Congressman Ron Paul (R-TX) blasted National Rifle Association (NRA) Executive Vice President Wayne LaPierre’s plan to put armed guards in school, worrying that it would lead to “an Orwellian police state in America.” Paul, a libertarian most famous for his numerous presidential runs, connected the NRA proposal to onerous TSA regulations in statement on his official website:

Furthermore, do we really want to live in a world of police checkpoints, surveillance cameras, metal detectors, X-ray scanners, and warrantless physical searches? We see this culture in our airports: witness the shabby spectacle of once proud, happy Americans shuffling through long lines while uniformed TSA agents bark orders. This is the world of government provided “security,” a world far too many Americans now seem to accept or even endorse. School shootings, no matter how horrific, do not justify creating an Orwellian surveillance state in America.

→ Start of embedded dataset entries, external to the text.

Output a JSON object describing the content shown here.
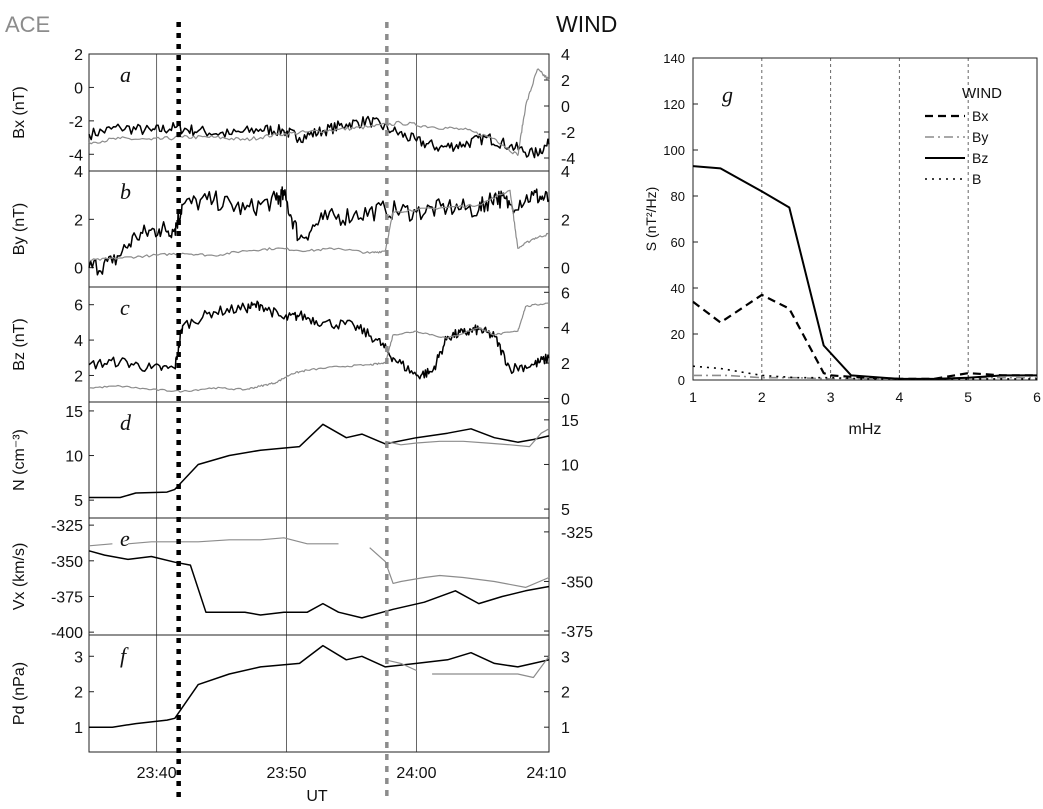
{
  "header": {
    "left_title": "ACE",
    "right_title": "WIND"
  },
  "colors": {
    "wind": "#000000",
    "ace": "#8c8c8c",
    "grid": "#555555"
  },
  "time_axis": {
    "label": "UT",
    "range": [
      23.58,
      24.17
    ],
    "ticks": [
      {
        "v": 23.6667,
        "label": "23:40"
      },
      {
        "v": 23.8333,
        "label": "23:50"
      },
      {
        "v": 24.0,
        "label": "24:00"
      },
      {
        "v": 24.1667,
        "label": "24:10"
      }
    ],
    "event_lines": [
      {
        "t": 23.695,
        "color": "#000000"
      },
      {
        "t": 23.962,
        "color": "#8c8c8c"
      }
    ]
  },
  "chart_data": [
    {
      "type": "line",
      "panel_letter": "a",
      "ylabel": "Bx (nT)",
      "ylim": [
        -5,
        2
      ],
      "yticks": [
        "2",
        "0",
        "-2",
        "-4"
      ],
      "ytick_values": [
        2,
        0,
        -2,
        -4
      ],
      "ylim_right": [
        -5,
        4
      ],
      "yticks_right": [
        "4",
        "2",
        "0",
        "-2",
        "-4"
      ],
      "ytick_values_right": [
        4,
        2,
        0,
        -2,
        -4
      ],
      "series": [
        {
          "axis": "left",
          "color": "#000000",
          "noise": 0.35,
          "x": [
            23.58,
            23.62,
            23.66,
            23.69,
            23.72,
            23.76,
            23.8,
            23.83,
            23.85,
            23.88,
            23.91,
            23.94,
            23.97,
            24.0,
            24.03,
            24.06,
            24.09,
            24.12,
            24.15,
            24.17
          ],
          "y": [
            -2.8,
            -2.4,
            -2.6,
            -2.4,
            -2.6,
            -2.8,
            -2.5,
            -2.6,
            -3.0,
            -2.6,
            -2.2,
            -2.0,
            -2.6,
            -3.2,
            -3.6,
            -3.4,
            -3.0,
            -3.5,
            -4.0,
            -3.4
          ]
        },
        {
          "axis": "right",
          "color": "#8c8c8c",
          "noise": 0.15,
          "x": [
            23.58,
            23.62,
            23.66,
            23.7,
            23.74,
            23.78,
            23.82,
            23.86,
            23.9,
            23.94,
            23.98,
            24.02,
            24.06,
            24.1,
            24.13,
            24.14,
            24.155,
            24.17
          ],
          "y": [
            -2.8,
            -2.5,
            -2.6,
            -2.4,
            -2.4,
            -2.6,
            -2.2,
            -2.0,
            -1.8,
            -1.6,
            -1.3,
            -1.6,
            -1.8,
            -2.5,
            -3.8,
            0.0,
            2.8,
            2.0
          ]
        }
      ]
    },
    {
      "type": "line",
      "panel_letter": "b",
      "ylabel": "By (nT)",
      "ylim": [
        -0.8,
        4
      ],
      "yticks": [
        "4",
        "2",
        "0"
      ],
      "ytick_values": [
        4,
        2,
        0
      ],
      "ylim_right": [
        -0.8,
        4
      ],
      "yticks_right": [
        "4",
        "2",
        "0"
      ],
      "ytick_values_right": [
        4,
        2,
        0
      ],
      "series": [
        {
          "axis": "left",
          "color": "#000000",
          "noise": 0.4,
          "x": [
            23.58,
            23.61,
            23.64,
            23.67,
            23.69,
            23.7,
            23.74,
            23.78,
            23.82,
            23.83,
            23.85,
            23.88,
            23.92,
            23.96,
            24.0,
            24.04,
            24.08,
            24.1,
            24.12,
            24.15,
            24.17
          ],
          "y": [
            0.0,
            0.2,
            1.3,
            1.6,
            1.6,
            2.6,
            2.8,
            2.4,
            2.8,
            3.0,
            1.2,
            2.0,
            2.2,
            2.4,
            2.3,
            2.5,
            2.4,
            3.0,
            2.6,
            3.0,
            2.8
          ]
        },
        {
          "axis": "right",
          "color": "#8c8c8c",
          "noise": 0.05,
          "x": [
            23.58,
            23.62,
            23.66,
            23.7,
            23.74,
            23.78,
            23.82,
            23.86,
            23.9,
            23.94,
            23.96,
            23.97,
            24.0,
            24.04,
            24.08,
            24.12,
            24.13,
            24.15,
            24.17
          ],
          "y": [
            0.3,
            0.4,
            0.5,
            0.6,
            0.5,
            0.7,
            0.8,
            0.7,
            0.8,
            0.6,
            0.7,
            2.3,
            2.4,
            2.5,
            2.6,
            3.2,
            0.8,
            1.2,
            1.4
          ]
        }
      ]
    },
    {
      "type": "line",
      "panel_letter": "c",
      "ylabel": "Bz (nT)",
      "ylim": [
        0.5,
        7
      ],
      "yticks": [
        "6",
        "4",
        "2"
      ],
      "ytick_values": [
        6,
        4,
        2
      ],
      "ylim_right": [
        -0.2,
        6.3
      ],
      "yticks_right": [
        "6",
        "4",
        "2",
        "0"
      ],
      "ytick_values_right": [
        6,
        4,
        2,
        0
      ],
      "series": [
        {
          "axis": "left",
          "color": "#000000",
          "noise": 0.3,
          "x": [
            23.58,
            23.62,
            23.66,
            23.69,
            23.7,
            23.74,
            23.78,
            23.8,
            23.83,
            23.85,
            23.88,
            23.92,
            23.95,
            23.97,
            24.0,
            24.02,
            24.04,
            24.06,
            24.08,
            24.1,
            24.12,
            24.15,
            24.17
          ],
          "y": [
            2.6,
            2.8,
            2.4,
            2.4,
            4.8,
            5.6,
            5.8,
            6.0,
            5.2,
            5.4,
            5.0,
            4.8,
            4.0,
            3.0,
            2.0,
            2.2,
            4.2,
            4.4,
            4.6,
            4.2,
            2.4,
            2.6,
            3.0
          ]
        },
        {
          "axis": "right",
          "color": "#8c8c8c",
          "noise": 0.05,
          "x": [
            23.58,
            23.62,
            23.66,
            23.7,
            23.74,
            23.78,
            23.8,
            23.82,
            23.84,
            23.86,
            23.9,
            23.94,
            23.96,
            23.97,
            24.0,
            24.04,
            24.08,
            24.1,
            24.13,
            24.14,
            24.17
          ],
          "y": [
            0.6,
            0.7,
            0.5,
            0.4,
            0.6,
            0.5,
            0.7,
            0.9,
            1.4,
            1.6,
            1.8,
            1.9,
            2.0,
            3.6,
            3.8,
            3.4,
            4.0,
            3.6,
            3.8,
            5.2,
            5.4
          ]
        }
      ]
    },
    {
      "type": "line",
      "panel_letter": "d",
      "ylabel": "N (cm⁻³)",
      "ylim": [
        3,
        16
      ],
      "yticks": [
        "15",
        "10",
        "5"
      ],
      "ytick_values": [
        15,
        10,
        5
      ],
      "ylim_right": [
        4,
        17
      ],
      "yticks_right": [
        "15",
        "10",
        "5"
      ],
      "ytick_values_right": [
        15,
        10,
        5
      ],
      "series": [
        {
          "axis": "left",
          "color": "#000000",
          "noise": 0,
          "x": [
            23.58,
            23.62,
            23.64,
            23.68,
            23.69,
            23.72,
            23.76,
            23.8,
            23.85,
            23.88,
            23.91,
            23.93,
            23.96,
            24.0,
            24.04,
            24.07,
            24.1,
            24.13,
            24.15,
            24.17
          ],
          "y": [
            5.3,
            5.3,
            5.8,
            5.9,
            6.2,
            9.0,
            10.0,
            10.6,
            11.0,
            13.5,
            12.0,
            12.4,
            11.3,
            12.0,
            12.5,
            13.0,
            12.0,
            11.5,
            11.8,
            12.2
          ]
        },
        {
          "axis": "right",
          "color": "#8c8c8c",
          "noise": 0,
          "x": [
            23.96,
            23.98,
            24.0,
            24.03,
            24.06,
            24.09,
            24.12,
            24.145,
            24.16,
            24.17
          ],
          "y": [
            12.6,
            12.2,
            12.4,
            12.6,
            12.6,
            12.4,
            12.2,
            12.0,
            13.5,
            14.0
          ]
        }
      ]
    },
    {
      "type": "line",
      "panel_letter": "e",
      "ylabel": "Vx (km/s)",
      "ylim": [
        -402,
        -320
      ],
      "yticks": [
        "-325",
        "-350",
        "-375",
        "-400"
      ],
      "ytick_values": [
        -325,
        -350,
        -375,
        -400
      ],
      "ylim_right": [
        -377,
        -318
      ],
      "yticks_right": [
        "-325",
        "-350",
        "-375"
      ],
      "ytick_values_right": [
        -325,
        -350,
        -375
      ],
      "series": [
        {
          "axis": "left",
          "color": "#000000",
          "noise": 0,
          "x": [
            23.58,
            23.6,
            23.63,
            23.66,
            23.69,
            23.71,
            23.73,
            23.78,
            23.8,
            23.83,
            23.86,
            23.88,
            23.9,
            23.93,
            23.97,
            24.01,
            24.05,
            24.08,
            24.11,
            24.14,
            24.17
          ],
          "y": [
            -343,
            -346,
            -349,
            -347,
            -351,
            -353,
            -386,
            -386,
            -388,
            -386,
            -386,
            -380,
            -386,
            -390,
            -384,
            -379,
            -371,
            -380,
            -375,
            -371,
            -368
          ]
        },
        {
          "axis": "right",
          "color": "#8c8c8c",
          "noise": 0,
          "gaps": [
            2,
            10
          ],
          "x": [
            23.58,
            23.61,
            23.63,
            23.66,
            23.72,
            23.76,
            23.8,
            23.83,
            23.86,
            23.9,
            23.94,
            23.96,
            23.97,
            23.98,
            24.01,
            24.03,
            24.06,
            24.1,
            24.14,
            24.17
          ],
          "y": [
            -332,
            -331,
            -331,
            -330,
            -330,
            -329,
            -329,
            -328,
            -331,
            -331,
            -333,
            -340,
            -351,
            -350,
            -348,
            -347,
            -348,
            -350,
            -353,
            -348
          ]
        }
      ]
    },
    {
      "type": "line",
      "panel_letter": "f",
      "ylabel": "Pd (nPa)",
      "ylim": [
        0.3,
        3.6
      ],
      "yticks": [
        "3",
        "2",
        "1"
      ],
      "ytick_values": [
        3,
        2,
        1
      ],
      "ylim_right": [
        0.3,
        3.6
      ],
      "yticks_right": [
        "3",
        "2",
        "1"
      ],
      "ytick_values_right": [
        3,
        2,
        1
      ],
      "series": [
        {
          "axis": "left",
          "color": "#000000",
          "noise": 0,
          "x": [
            23.58,
            23.61,
            23.64,
            23.68,
            23.69,
            23.72,
            23.76,
            23.8,
            23.85,
            23.88,
            23.91,
            23.93,
            23.96,
            24.0,
            24.04,
            24.07,
            24.1,
            24.13,
            24.15,
            24.17
          ],
          "y": [
            1.0,
            1.0,
            1.1,
            1.2,
            1.25,
            2.2,
            2.5,
            2.7,
            2.8,
            3.3,
            2.9,
            3.0,
            2.7,
            2.8,
            2.9,
            3.1,
            2.8,
            2.7,
            2.8,
            2.9
          ]
        },
        {
          "axis": "right",
          "color": "#8c8c8c",
          "noise": 0,
          "gaps": [
            3
          ],
          "x": [
            23.96,
            23.98,
            24.0,
            24.02,
            24.04,
            24.07,
            24.1,
            24.13,
            24.15,
            24.17
          ],
          "y": [
            2.9,
            2.8,
            2.6,
            2.5,
            2.5,
            2.5,
            2.5,
            2.5,
            2.4,
            3.0
          ]
        }
      ]
    },
    {
      "type": "line",
      "panel_letter": "g",
      "title": "WIND",
      "xlabel": "mHz",
      "ylabel": "S (nT²/Hz)",
      "xlim": [
        1,
        6
      ],
      "ylim": [
        0,
        140
      ],
      "xticks": [
        1,
        2,
        3,
        4,
        5,
        6
      ],
      "yticks": [
        0,
        20,
        40,
        60,
        80,
        100,
        120,
        140
      ],
      "vgrid": [
        2,
        3,
        4,
        5
      ],
      "series": [
        {
          "name": "Bx",
          "style": "dashed",
          "color": "#000000",
          "width": 2.2,
          "x": [
            1,
            1.4,
            2.0,
            2.4,
            2.9,
            3.0,
            3.5,
            4.0,
            4.5,
            5.0,
            5.5,
            6.0
          ],
          "y": [
            34,
            25,
            37,
            31,
            3,
            2,
            1,
            0.5,
            0.5,
            3,
            2,
            2
          ]
        },
        {
          "name": "By",
          "style": "dashdot",
          "color": "#8c8c8c",
          "width": 1.6,
          "x": [
            1,
            1.5,
            2.0,
            2.5,
            3.0,
            3.5,
            4.0,
            4.5,
            5.0,
            5.5,
            6.0
          ],
          "y": [
            2,
            2,
            1,
            1,
            0.5,
            0.5,
            0.5,
            0.5,
            1,
            1,
            1
          ]
        },
        {
          "name": "Bz",
          "style": "solid",
          "color": "#000000",
          "width": 2.0,
          "x": [
            1,
            1.4,
            2.0,
            2.4,
            2.9,
            3.3,
            4.0,
            4.5,
            5.0,
            5.5,
            6.0
          ],
          "y": [
            93,
            92,
            82,
            75,
            15,
            2,
            0.5,
            0.5,
            1,
            2,
            2
          ]
        },
        {
          "name": "B",
          "style": "dotted",
          "color": "#000000",
          "width": 1.6,
          "x": [
            1,
            1.4,
            2.0,
            2.5,
            3.0,
            3.5,
            4.0,
            5.0,
            6.0
          ],
          "y": [
            6,
            5,
            2,
            1,
            1,
            0.5,
            0.5,
            0.5,
            0.5
          ]
        }
      ],
      "legend": {
        "title": "WIND",
        "placement": "top-right",
        "entries": [
          "Bx",
          "By",
          "Bz",
          "B"
        ]
      }
    }
  ]
}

While Paul’s right to highlight the troubling implications of the NRA proposal in terms of expanding police presence and power, the armed guards plan also wouldn’t work as a practical matter. Schools with armed guards have been the victims of several mass shootings. There probably aren’t enough adequately trained police officers to do the job. And more guns in schools could very well make the problem worse.

Unfortunately, Paul also repeated several myths about guns in an attempt to equate calls for regulation of gun ownership with the NRA’s lunacy. His suggestion that “more guns equals less crime” is belied by the most recent research; the reverse is most likely true. Likewise, Paul’s claim that “private gun ownership prevents many shootings” is not supported by any real research. And the idea that gun control can’t work because “criminals don’t obey laws” misunderstands the several policy proposals on the table that would almost certainly save lives.

Paul appears to simply oppose any action to address gun murders, saying somewhat bizarrely that “our federal government has zero moral authority to legislate against violence.” His conclusion is the same as that of the editors of National Review: mass murder is the price of freedom.